Through an ambitious project of filming every Shakespeare production, screened in cineplexes across North America, to overseeing the company’s Birmingham Conservatory, which gives young Canadian actors first-rate training in classical acting, to running a playwright’s lab that nurtures new work on site at Stratford, to directing a pair of shows at this year’s festival, Cimolino has the country’s national theatre running on all cylinders.
He admits that he does find the artistic-director side of his brain having long thoughtful conversations with the general-director side. “I’m sure every artistic director at every theatre feels this way. By the time you work out that perfect season, you find that you can’t afford it. The good thing is that I’ve had enough experience on both sides of the equation, that now I’m able to work with our executive director and somehow find a way to make what we need to do work and get some exciting stuff happening programming-wise.”
He says there is also no question about the quality of productions, in terms of either performance or production.
“Stratford represents what Canada is famous for, which is that we’re really good at doing stuff technically. The productions are often impeccable – it’s hard to fault a Stratford Festival production. It’s a well-oiled machine. You’ll never see poorly designed sets or poor lighting, and the acting will always be at a certain calibre.”
For Hennig, the opportunity to create strong women’s roles for a festival where these have always been in short supply is exactly the direction the festival needs to point itself in to remain relevant for the 21st century. “It’s a good strategy,” she says. “Places like Stratford and other classical theatres need to keep on opening their perspective and challenging their preconceptions, of casting, of directors – of the gender imbalance [on our main stages]. And they need to keep on seeking equity themselves. Which I know they do.”

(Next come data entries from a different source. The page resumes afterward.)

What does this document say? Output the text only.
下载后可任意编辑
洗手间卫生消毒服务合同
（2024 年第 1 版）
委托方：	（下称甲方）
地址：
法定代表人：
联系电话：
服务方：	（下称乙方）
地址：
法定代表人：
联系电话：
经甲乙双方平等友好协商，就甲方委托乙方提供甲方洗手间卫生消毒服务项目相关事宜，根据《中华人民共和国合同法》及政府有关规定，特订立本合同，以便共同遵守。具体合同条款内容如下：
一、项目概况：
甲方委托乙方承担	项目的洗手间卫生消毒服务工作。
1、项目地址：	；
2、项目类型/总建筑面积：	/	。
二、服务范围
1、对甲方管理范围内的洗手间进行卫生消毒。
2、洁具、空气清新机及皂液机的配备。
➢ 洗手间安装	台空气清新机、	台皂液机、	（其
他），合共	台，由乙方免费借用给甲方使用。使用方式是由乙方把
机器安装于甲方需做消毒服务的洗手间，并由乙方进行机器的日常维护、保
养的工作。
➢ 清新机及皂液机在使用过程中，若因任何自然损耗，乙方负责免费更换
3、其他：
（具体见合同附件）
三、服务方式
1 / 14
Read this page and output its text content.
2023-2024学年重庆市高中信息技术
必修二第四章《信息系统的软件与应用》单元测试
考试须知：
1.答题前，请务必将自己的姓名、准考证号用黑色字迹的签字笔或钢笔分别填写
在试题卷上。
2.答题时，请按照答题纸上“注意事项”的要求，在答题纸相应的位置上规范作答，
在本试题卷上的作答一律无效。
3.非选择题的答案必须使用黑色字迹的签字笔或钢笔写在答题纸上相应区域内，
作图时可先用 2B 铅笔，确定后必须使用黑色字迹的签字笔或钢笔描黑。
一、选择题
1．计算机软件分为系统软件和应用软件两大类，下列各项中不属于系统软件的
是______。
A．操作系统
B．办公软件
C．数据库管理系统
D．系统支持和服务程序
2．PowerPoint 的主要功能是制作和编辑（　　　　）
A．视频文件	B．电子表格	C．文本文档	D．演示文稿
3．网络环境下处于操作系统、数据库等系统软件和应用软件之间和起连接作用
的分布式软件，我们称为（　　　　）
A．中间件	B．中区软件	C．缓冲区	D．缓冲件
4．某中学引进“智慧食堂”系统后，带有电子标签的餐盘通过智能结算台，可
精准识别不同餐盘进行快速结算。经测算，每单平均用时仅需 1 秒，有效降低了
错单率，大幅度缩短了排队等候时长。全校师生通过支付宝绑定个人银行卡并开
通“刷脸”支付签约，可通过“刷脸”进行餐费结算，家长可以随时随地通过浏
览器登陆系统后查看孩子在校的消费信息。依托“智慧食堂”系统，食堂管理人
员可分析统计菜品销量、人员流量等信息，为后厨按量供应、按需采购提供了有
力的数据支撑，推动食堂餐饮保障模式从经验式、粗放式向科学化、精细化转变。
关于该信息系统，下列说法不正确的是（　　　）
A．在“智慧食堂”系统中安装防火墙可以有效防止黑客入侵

Cimolino – who recently had his contract extended four years – has no plans to slow down his gender-rebalancing act. Next season, for the first time, the majority of directors at Stratford are women, including Carey Perloff, artistic director at the American Conservatory Theater in San Francisco, long-time Stratford presence Martha Henry, Toronto’s Weyni Mengesha, one of the hottest names in Canadian theatre, in addition to National Arts Centre artistic director Jillian Keiley, who will direct an As You Like It set in Newfoundland.
“I think that play will have a strongly different point of view,” says Cimolino, “because it’s being directed by a woman – and that’s great. That’s fresh.”